Systemd service hanging during startup

We are using a Raspberry Pi 3 from Blue Robotics as the basis for a custom underwater robot being developed. The robot is controlled through a custom python app that we’ve developed. When the app is manually started (logging in through ssh and running the command to start the app) everything works as intended, however, when auto-starting the app through a systemd service we created, the app will sometimes hang indefinitely. The call stack for where the app hangs is roughly below (most recent call last):

  1. mavutil.recv_match() call in our custom app code with blocking set to True
  2. the recv_match() definition in mavutil.py:
            if m is None:
                if blocking:
                    for hook in self.idle_hooks:
                        hook(self)
                    if timeout is None:
                        self.select(0.05) <---------------------
                    else:
                        self.select(timeout/2)
  1. the select() definition in mavutil.py:
        if self.fd is None:
            time.sleep(min(timeout,0.5))
            return True
        try:
            (rin, win, xin) = select.select([self.fd], [], [], timeout)
        except select.error: <--------------
            return False
        return len(rin) == 1

I’ve been able to attach pdb to the background process that our systemd service starts up and it is hanging at the except select.error line.

Through trying various things to get around this, the app still has issues auto-starting and complains about either not being able to communicate with a serial port and afile descriptor not being available. I believe both of these are referencing the Pixhawk connected to the Pi.

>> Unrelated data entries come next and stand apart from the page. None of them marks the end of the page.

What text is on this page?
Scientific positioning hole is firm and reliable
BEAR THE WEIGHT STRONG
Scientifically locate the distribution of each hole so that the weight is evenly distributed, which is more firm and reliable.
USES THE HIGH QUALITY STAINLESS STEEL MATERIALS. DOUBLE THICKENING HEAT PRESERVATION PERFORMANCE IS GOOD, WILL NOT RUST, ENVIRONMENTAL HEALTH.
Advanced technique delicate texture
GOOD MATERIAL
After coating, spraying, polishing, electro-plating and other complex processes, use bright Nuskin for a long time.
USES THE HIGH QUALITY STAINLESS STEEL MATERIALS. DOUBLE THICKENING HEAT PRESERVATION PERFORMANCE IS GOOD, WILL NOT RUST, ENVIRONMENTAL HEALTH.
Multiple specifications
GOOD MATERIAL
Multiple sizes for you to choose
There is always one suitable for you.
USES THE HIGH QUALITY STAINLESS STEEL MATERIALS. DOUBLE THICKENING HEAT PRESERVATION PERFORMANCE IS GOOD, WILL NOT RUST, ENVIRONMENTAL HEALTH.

The systemd service is set to require and start after the rc.local service since the .companion.rc startup script is run by rc.local. Also we’ve tried just putting a 30 second sleep at the start of our systemd service and that didn’t help. If the systemd service hangs, restarting the service using systemctl seems to fix it. This seems to imply that it’s some kind of race condition and our custom app is starting too soon. However, a 30 second sleep before trying to run our custom app seems like it should be enough time to let any background process finish starting.

I’ve run out of things to try at the moment and was hoping there might be some leads to look into. Thanks in advance for any help!

Hello,

That looks unusual. Is your service trying to connect to the Pixhawk via the Serial port? It looks like it from the error you got.
But the freeze happening in the exception is also interesting.

The process is hanging, but not crashing, right? If if crashes, you could try something like Systemd’s restart option

Have you tried different versions of mavproxy and python?

Hi! Thanks for getting back to me. The service runs our custom app that does connect to the Pixhawk via serial over USB. Yeah, the process is hanging and if I restart the service manually using systemctl it works, but we sometimes hand off the vehicle to non-technical people that don’t know about linux/ssh/systemd and were trying to find a way to make the startup service reliable. i.e. They can power on the vehicle, the service starts, and they can start using our software to control the vehicle.

I have not tried a different version of mavproxy yet, but that sounds like something I should look into. Would using a newer version cause any clashes with the rest of the software stack that came pre-installed on the Pi?

Yeah, the app hanging on the except line is strange. I’ve never seen that happen before and I’m not able to inspect what the exception actually is since it hangs before executing that line :frowning:

Right, changing mavproxy system-wide is likely to cause issues. You could install it into a virtual environment to make sure nothing bad happens.

Using a different python version will probably be safer. I’d try latest mavproxy with Python3.